Nuovi alleati per Apple. Anche Amazon apre all'iPad

E-BOOKS

Un’applicazione renderà compatibili i testi pensati per il Kindle con il nuovo tablet di Apple. Steve Jobs trova sempre più alleati, e il nuovo prodotto ha già successo prima di debuttare

di Antonello Salerno
Andare allo scontro avrebbe potuto significare tentare di vincere su tutto il fronte, ma anche rischiare una sconfitta bruciante contro un concorrente temibile, che si è già misurato con il mercato a colpi di grandi innovazioni, e ha dimostrato di poter intimorire chiunque si metta sulla sua strada. Piuttosto che tirare dritto, Amazon ha pensato di virare e affiancarsi ancora una volta ad Apple, preferendo alla logica della concorrenza quella del limitare i possibili danni. Così, mentre l’iPad è sulla via del debutto, Amazon annuncia un’applicazione che consentirà di leggere i libri elettronici pensati per il proprio lettore Kindle anche su tutti gli altri tablet, compreso il nuovo prodotto Apple.

Grazie a quest’applicazione 450mila libri in formato digitale saranno disponibili per l’iPad già dal 3 aprile, giorno in cui il nuovo prodotto farà il suo debutto sul mercato statunitense. Tra le altre caratteristiche, sarà possibile sincronizzare il Kindle con l’iPad, e interrompere la lettura su un dispositivo per poi riprenderla sull’altro.

Quella che si sta delineando, dopo che nei giorni scorsi anche il più grande rivenditore di libri americano, Barnes & Noble, aveva annunciato un’applicazione specifica per iPad che avrebbe affiancato il proprio lettore, Nook, è una rincorsa al nuovo dispositivo della casa di Steve Jobs, per non rimanere tagliati fuori da un mercato che gli addetti ai lavori considerano promettente, e per "entrare nel giro" di un prodotto che prima di essere disponibile ha già creato attorno a se enormi aspettative.
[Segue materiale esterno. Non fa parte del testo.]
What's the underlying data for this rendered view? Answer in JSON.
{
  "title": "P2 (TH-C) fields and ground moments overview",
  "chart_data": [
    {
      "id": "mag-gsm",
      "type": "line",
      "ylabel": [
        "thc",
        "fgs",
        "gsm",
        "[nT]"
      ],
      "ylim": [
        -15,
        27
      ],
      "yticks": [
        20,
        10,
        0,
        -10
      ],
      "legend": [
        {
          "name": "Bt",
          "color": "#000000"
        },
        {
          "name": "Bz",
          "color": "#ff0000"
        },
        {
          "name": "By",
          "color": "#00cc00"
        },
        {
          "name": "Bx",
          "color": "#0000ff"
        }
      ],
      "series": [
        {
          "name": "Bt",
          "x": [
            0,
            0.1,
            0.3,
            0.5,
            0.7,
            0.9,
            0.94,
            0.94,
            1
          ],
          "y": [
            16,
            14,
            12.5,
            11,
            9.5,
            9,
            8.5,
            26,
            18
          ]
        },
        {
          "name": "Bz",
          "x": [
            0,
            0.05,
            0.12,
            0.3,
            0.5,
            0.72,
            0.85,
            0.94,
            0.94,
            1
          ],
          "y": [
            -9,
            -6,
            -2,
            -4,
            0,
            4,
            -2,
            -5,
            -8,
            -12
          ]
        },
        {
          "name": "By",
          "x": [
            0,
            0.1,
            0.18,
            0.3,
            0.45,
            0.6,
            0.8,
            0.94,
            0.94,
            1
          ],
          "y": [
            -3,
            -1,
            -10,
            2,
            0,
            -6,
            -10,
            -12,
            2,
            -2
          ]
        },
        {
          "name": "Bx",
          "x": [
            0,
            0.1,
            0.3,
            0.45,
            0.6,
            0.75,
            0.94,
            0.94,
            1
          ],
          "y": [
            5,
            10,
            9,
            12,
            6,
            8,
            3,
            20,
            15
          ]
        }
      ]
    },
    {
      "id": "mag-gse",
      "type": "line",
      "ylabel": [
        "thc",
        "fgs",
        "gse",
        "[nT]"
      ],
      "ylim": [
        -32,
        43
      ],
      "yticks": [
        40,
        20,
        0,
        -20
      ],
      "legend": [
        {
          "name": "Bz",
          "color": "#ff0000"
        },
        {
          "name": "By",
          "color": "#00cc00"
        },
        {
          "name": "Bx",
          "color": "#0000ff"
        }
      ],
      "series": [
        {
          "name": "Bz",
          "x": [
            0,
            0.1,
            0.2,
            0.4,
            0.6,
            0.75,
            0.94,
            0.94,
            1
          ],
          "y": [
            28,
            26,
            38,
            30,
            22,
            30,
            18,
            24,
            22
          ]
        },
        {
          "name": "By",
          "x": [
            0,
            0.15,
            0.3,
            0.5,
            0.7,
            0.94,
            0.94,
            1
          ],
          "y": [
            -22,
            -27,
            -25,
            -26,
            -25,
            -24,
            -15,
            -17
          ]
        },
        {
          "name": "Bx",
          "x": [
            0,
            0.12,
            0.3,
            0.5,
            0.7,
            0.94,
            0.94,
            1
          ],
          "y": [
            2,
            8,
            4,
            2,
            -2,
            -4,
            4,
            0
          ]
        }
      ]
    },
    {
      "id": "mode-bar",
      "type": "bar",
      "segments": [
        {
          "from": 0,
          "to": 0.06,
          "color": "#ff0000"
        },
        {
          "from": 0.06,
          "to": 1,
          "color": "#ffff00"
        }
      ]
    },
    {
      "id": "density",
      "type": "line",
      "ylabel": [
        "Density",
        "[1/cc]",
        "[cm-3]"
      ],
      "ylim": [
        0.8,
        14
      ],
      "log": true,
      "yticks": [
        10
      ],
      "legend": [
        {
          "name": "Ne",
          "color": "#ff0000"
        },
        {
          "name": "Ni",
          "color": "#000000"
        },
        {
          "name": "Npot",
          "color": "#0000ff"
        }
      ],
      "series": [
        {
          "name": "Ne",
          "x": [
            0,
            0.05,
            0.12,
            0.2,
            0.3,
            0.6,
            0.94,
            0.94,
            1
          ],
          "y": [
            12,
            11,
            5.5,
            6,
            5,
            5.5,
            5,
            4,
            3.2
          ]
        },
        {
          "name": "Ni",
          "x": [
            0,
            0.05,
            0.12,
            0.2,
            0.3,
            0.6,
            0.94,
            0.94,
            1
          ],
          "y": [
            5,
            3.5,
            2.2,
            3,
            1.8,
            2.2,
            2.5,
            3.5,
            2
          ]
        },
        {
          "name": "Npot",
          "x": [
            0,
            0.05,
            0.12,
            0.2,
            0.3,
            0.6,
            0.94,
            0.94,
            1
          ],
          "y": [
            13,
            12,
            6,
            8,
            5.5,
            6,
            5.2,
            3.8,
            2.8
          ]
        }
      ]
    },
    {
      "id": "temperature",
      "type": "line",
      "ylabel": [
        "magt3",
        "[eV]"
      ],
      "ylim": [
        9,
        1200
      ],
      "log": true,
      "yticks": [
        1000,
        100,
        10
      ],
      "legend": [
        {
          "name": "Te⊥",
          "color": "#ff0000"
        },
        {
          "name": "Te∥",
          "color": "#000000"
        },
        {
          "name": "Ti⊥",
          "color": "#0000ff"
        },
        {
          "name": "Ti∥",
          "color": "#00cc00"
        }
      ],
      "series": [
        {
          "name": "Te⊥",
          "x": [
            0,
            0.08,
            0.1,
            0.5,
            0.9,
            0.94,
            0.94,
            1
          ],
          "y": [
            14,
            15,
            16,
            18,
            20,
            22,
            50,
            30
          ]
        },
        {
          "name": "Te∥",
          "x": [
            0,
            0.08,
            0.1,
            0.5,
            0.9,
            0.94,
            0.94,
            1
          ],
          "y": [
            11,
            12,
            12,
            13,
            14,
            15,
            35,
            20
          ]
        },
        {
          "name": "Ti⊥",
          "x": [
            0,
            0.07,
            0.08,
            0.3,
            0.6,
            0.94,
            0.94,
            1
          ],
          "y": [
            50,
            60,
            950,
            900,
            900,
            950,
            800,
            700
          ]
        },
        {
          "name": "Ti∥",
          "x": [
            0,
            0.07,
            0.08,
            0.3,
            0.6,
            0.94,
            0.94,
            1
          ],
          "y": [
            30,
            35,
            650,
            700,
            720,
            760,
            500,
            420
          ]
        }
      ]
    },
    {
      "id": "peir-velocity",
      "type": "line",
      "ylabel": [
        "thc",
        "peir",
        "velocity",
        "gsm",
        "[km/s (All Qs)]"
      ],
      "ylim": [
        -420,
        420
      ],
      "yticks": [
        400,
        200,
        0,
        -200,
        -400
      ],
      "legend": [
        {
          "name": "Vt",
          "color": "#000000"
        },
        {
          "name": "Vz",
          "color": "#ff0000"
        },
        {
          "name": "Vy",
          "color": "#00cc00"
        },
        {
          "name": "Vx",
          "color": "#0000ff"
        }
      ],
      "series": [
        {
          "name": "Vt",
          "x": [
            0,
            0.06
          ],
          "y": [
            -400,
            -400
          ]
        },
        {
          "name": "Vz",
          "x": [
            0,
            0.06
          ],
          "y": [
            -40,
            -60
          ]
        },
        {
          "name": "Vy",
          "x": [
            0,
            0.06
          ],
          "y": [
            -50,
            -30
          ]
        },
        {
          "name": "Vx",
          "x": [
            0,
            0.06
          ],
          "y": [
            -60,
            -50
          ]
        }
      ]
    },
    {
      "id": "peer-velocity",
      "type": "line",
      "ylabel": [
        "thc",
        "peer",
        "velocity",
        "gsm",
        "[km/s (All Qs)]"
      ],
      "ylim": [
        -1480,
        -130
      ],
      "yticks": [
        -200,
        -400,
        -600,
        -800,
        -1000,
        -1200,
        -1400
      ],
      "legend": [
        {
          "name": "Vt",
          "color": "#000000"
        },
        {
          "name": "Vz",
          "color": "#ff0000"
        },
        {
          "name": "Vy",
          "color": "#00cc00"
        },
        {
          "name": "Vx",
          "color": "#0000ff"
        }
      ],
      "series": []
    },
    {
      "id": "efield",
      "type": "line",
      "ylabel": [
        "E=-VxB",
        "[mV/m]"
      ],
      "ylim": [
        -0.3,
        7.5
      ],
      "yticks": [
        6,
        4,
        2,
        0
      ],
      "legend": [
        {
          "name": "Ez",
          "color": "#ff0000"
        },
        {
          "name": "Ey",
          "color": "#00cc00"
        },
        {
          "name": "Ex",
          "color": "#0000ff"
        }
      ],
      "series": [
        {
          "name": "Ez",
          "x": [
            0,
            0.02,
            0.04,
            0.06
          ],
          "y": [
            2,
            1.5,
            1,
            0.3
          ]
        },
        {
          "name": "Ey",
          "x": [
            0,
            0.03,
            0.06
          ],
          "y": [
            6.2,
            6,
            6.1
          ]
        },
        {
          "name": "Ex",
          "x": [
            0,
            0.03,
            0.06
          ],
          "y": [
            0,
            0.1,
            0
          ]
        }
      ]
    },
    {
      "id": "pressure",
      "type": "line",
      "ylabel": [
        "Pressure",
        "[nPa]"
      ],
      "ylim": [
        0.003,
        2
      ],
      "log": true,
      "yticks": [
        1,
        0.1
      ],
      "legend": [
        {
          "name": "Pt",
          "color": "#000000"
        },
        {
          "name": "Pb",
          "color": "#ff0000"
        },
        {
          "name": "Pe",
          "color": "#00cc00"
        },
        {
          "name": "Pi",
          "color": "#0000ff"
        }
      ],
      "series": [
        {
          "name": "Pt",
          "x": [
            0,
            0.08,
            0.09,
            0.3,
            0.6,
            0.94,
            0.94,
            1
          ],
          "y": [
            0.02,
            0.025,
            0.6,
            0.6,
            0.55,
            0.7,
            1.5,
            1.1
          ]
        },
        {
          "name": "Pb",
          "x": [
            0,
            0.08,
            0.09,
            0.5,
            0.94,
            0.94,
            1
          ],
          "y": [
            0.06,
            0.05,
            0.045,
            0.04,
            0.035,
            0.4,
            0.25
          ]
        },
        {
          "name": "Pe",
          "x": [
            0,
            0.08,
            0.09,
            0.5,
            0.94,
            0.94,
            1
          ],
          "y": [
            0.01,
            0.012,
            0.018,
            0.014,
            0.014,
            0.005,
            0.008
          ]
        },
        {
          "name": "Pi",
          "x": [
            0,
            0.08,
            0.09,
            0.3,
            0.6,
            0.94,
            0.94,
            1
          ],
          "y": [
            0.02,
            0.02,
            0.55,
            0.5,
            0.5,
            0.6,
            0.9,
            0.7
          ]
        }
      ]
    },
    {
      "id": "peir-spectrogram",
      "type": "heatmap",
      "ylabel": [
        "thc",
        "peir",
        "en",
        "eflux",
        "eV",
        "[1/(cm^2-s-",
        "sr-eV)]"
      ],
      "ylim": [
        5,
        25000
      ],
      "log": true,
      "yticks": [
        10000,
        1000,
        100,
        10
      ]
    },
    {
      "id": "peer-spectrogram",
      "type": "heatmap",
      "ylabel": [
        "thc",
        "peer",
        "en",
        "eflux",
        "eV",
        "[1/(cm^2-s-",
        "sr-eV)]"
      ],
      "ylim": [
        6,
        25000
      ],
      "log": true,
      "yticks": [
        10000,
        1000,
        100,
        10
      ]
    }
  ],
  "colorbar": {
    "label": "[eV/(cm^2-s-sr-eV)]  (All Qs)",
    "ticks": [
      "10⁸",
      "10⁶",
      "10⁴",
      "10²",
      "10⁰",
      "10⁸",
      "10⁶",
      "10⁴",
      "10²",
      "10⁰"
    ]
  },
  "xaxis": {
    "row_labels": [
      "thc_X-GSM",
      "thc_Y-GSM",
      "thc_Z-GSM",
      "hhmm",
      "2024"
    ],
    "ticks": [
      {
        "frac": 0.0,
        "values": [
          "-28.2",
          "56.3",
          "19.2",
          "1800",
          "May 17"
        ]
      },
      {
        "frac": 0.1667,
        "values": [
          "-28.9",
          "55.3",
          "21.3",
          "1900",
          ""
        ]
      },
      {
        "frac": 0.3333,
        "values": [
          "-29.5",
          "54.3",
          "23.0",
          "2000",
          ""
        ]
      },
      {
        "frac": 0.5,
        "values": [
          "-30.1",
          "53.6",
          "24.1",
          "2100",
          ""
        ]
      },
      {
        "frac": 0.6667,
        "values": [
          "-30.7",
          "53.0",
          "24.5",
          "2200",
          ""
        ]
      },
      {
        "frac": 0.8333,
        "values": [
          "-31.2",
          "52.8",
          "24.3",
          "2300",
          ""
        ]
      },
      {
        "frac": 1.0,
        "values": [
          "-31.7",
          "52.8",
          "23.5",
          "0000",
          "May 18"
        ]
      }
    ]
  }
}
Ora entrambi i produttori sono in attesa dell’accettazione di Apple, che nelle prossime ore dovrà formalizzare l’ok alle due applicazioni: soltanto a quel punto le due applicazioni potranno comparire ed essere scelte nella vetrina on-line dell’App store.

Quella di Amazon verso l’iPad è comunque una scelta che segue una rotta “pacifica” che era già stata inaugurata dall’azienda di recente, nel momento in cui aveva lanciato sul mercato applicazioni che rendevano i propri prodotti compatibili con l’iPhone e l’iPod touch, e negli ultimi giorni anche con i computer Mac.

La scelta di Amazon è vista di buon occhio anche dagli editori già presenti su Kindle e che vedono così aprirsi anche le porte dell’iPad. “Si tratta di una strategia commerciale lungimirante per affermarsi sui dispositivi Apple – afferma Giacomo Bruno, presidente di Bruno editore -. Le nostre proposte editoriali si sposano a meraviglia con un dispositivo come l’iPad. Trattandosi di manualistica, infatti, è possibile integrare le risorse multimediali e i link presenti nel testo con le funzioni di navigazione web offerte dal tablet - conclude - ottimizzando la fruizione degli ebook”.